28. ALEV.

46 10 0
                                    

"Teyze bağırmadan bir dinler misin artık?"

Nişan işi yüzünden teyzemi aramak zorunda kalmıştım fakat hiçbir şey konuşamadan teyzemin azarını çekiyordum ve telefonu yüzüne kapatmamak için çok zor sabrediyordum.

"Kızım sen bizi bir kere aradın mı? Bir baktık ortalıkta yoksun, arıyoruz arıyoruz o telefon zaten açılmıyor.
Sonra bir bakıyoruz bizim kızımız nişanlanmış, bunu da magazinlerde boy boy görüntülerini görerek öğreniyoruz.
Yakışık kaldı mı kızım bu bizim ailemize?"

Sabrım gerçekten de sınanıyordu.

"Teyze beni bu kadar çok merak ettiğinizi bilsem çok önceden arardım ya kusura bakmayın, benim annem ve babam öldüğünde neredeydiniz tam olarak? O zaman merak etmemiş miydiniz? Magazinlerde boy boy görüntülerimi gördükten sonra mı meraklandınız? Ne için telaşlandınız tam olarak? Benim ortada olmamama mı yoksa çevreniz magazinlerde beni gördüğü için rezil olacağınızdan mı?"

Teyzem bu laflarından sonra çenesini kapattığında derin bir nefes aldım.

"Ki ben rezil olacak bir şey yapmadım, seni de mecburiyetten aradım bunu bil yarın ister nişanlım olacak adam ve o adamın ailesiyle tanışmaya gelirsin istersen de öylece evinde oturur hiçbir şeye yanaşmadan yıllarca yaptığını zannettiğin o teyzeliğini yine yaparsın."

İğneleyici laflarımdan sonra teyzemin suratına telefonu kapattım.

"Sakinleş."

Anlık sinirim yüzünden Savaş'ın da odada benim yanımda olduğunu unutmuştum.

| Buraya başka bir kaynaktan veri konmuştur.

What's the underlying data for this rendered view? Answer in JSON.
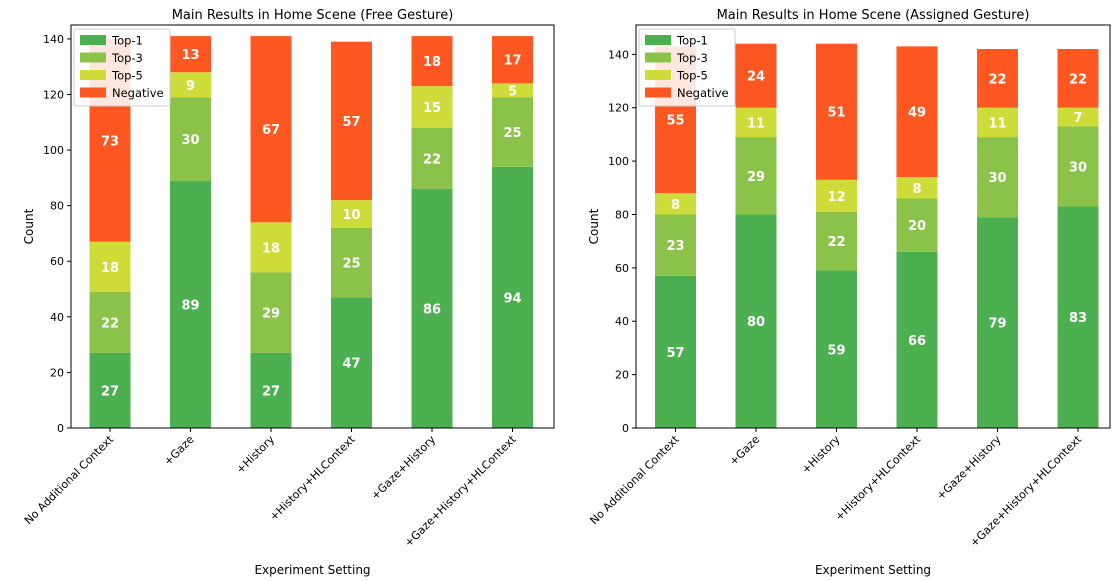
{
  "chart_data": [
    {
      "type": "bar",
      "stacked": true,
      "title": "Main Results in Home Scene (Free Gesture)",
      "xlabel": "Experiment Setting",
      "ylabel": "Count",
      "ylim": [
        0,
        145
      ],
      "yticks": [
        0,
        20,
        40,
        60,
        80,
        100,
        120,
        140
      ],
      "legend_position": "top-left",
      "categories": [
        "No Additional Context",
        "+Gaze",
        "+History",
        "+History+HLContext",
        "+Gaze+History",
        "+Gaze+History+HLContext"
      ],
      "series": [
        {
          "name": "Top-1",
          "color": "#4caf50",
          "values": [
            27,
            89,
            27,
            47,
            86,
            94
          ]
        },
        {
          "name": "Top-3",
          "color": "#8bc34a",
          "values": [
            22,
            30,
            29,
            25,
            22,
            25
          ]
        },
        {
          "name": "Top-5",
          "color": "#cddc39",
          "values": [
            18,
            9,
            18,
            10,
            15,
            5
          ]
        },
        {
          "name": "Negative",
          "color": "#ff5722",
          "values": [
            73,
            13,
            67,
            57,
            18,
            17
          ]
        }
      ]
    },
    {
      "type": "bar",
      "stacked": true,
      "title": "Main Results in Home Scene (Assigned Gesture)",
      "xlabel": "Experiment Setting",
      "ylabel": "Count",
      "ylim": [
        0,
        151
      ],
      "yticks": [
        0,
        20,
        40,
        60,
        80,
        100,
        120,
        140
      ],
      "legend_position": "top-left",
      "categories": [
        "No Additional Context",
        "+Gaze",
        "+History",
        "+History+HLContext",
        "+Gaze+History",
        "+Gaze+History+HLContext"
      ],
      "series": [
        {
          "name": "Top-1",
          "color": "#4caf50",
          "values": [
            57,
            80,
            59,
            66,
            79,
            83
          ]
        },
        {
          "name": "Top-3",
          "color": "#8bc34a",
          "values": [
            23,
            29,
            22,
            20,
            30,
            30
          ]
        },
        {
          "name": "Top-5",
          "color": "#cddc39",
          "values": [
            8,
            11,
            12,
            8,
            11,
            7
          ]
        },
        {
          "name": "Negative",
          "color": "#ff5722",
          "values": [
            55,
            24,
            51,
            49,
            22,
            22
          ]
        }
      ]
    }
  ]
}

Derin nefesler alıp vererek Savaş'ın da dediği gibi sakinleşmeye çalıştığımda bir yandan da "Çıkalım artık hadi." diyerek çantamı elime aldım.

"İşin için bu kadar hevesli olduğunu bilmiyordum."

"Şimdi öğrendin işte, hadi Savaş çıkalım."

Odadan çıktığımda Savaş'ta arkamdan geliyordu, dün akşam artık bir şirketimin olduğunu öğrendikten sonra hemen şirketimi görmek istemiştim.

Ve şimdi de Savaş ile şirketi, hatta benim şirketimi görmeye gitmek için yola çıkıyorduk.

♟️

Ben ofisimi incelemekle meşgulken Savaş ise bana sırtı dönük bir şekilde camdan dışarıya bakıyordu.

Savaş yüzünü bana dönmeden "Nasıl buldun?" diye sordu.

Hayranlık içeren ses tonumla cevap verdim, "Savaş burası gerçekten çok güzel."

"Beğenmene sevindim, şimdilik böyle ama sonrasında kendi zevkine göre değiştirebilirsin."

Ofisin her bir detayına kadar inceleyip bu detaylara hakim olmak isterken "Değiştirmeyeceğim." dedim.

"Çıkıyorum ben o zaman."

Kafamı sallayarak "Tamam." dedikten sonra koltuğuma oturdum.

"İşin bitince ara, seni aldırmaya çocuklardan birini yollarım."

Bende numarasının olmadığının farkında değil miydi acaba? Sahi neden bende numarası yoktu?

"Bende numaran yok."

Masanın üzerinde olan telefonumu Savaş'a uzattığımda, bunu numarasını kaydetmesi için yaptım.

Savaş telefonu alıp bir kaç saniye içerisinde numarasını kaydettikten sonra telefonu bana geri verip "Görüşürüz daha sonra." diyerek ofisten çıktı.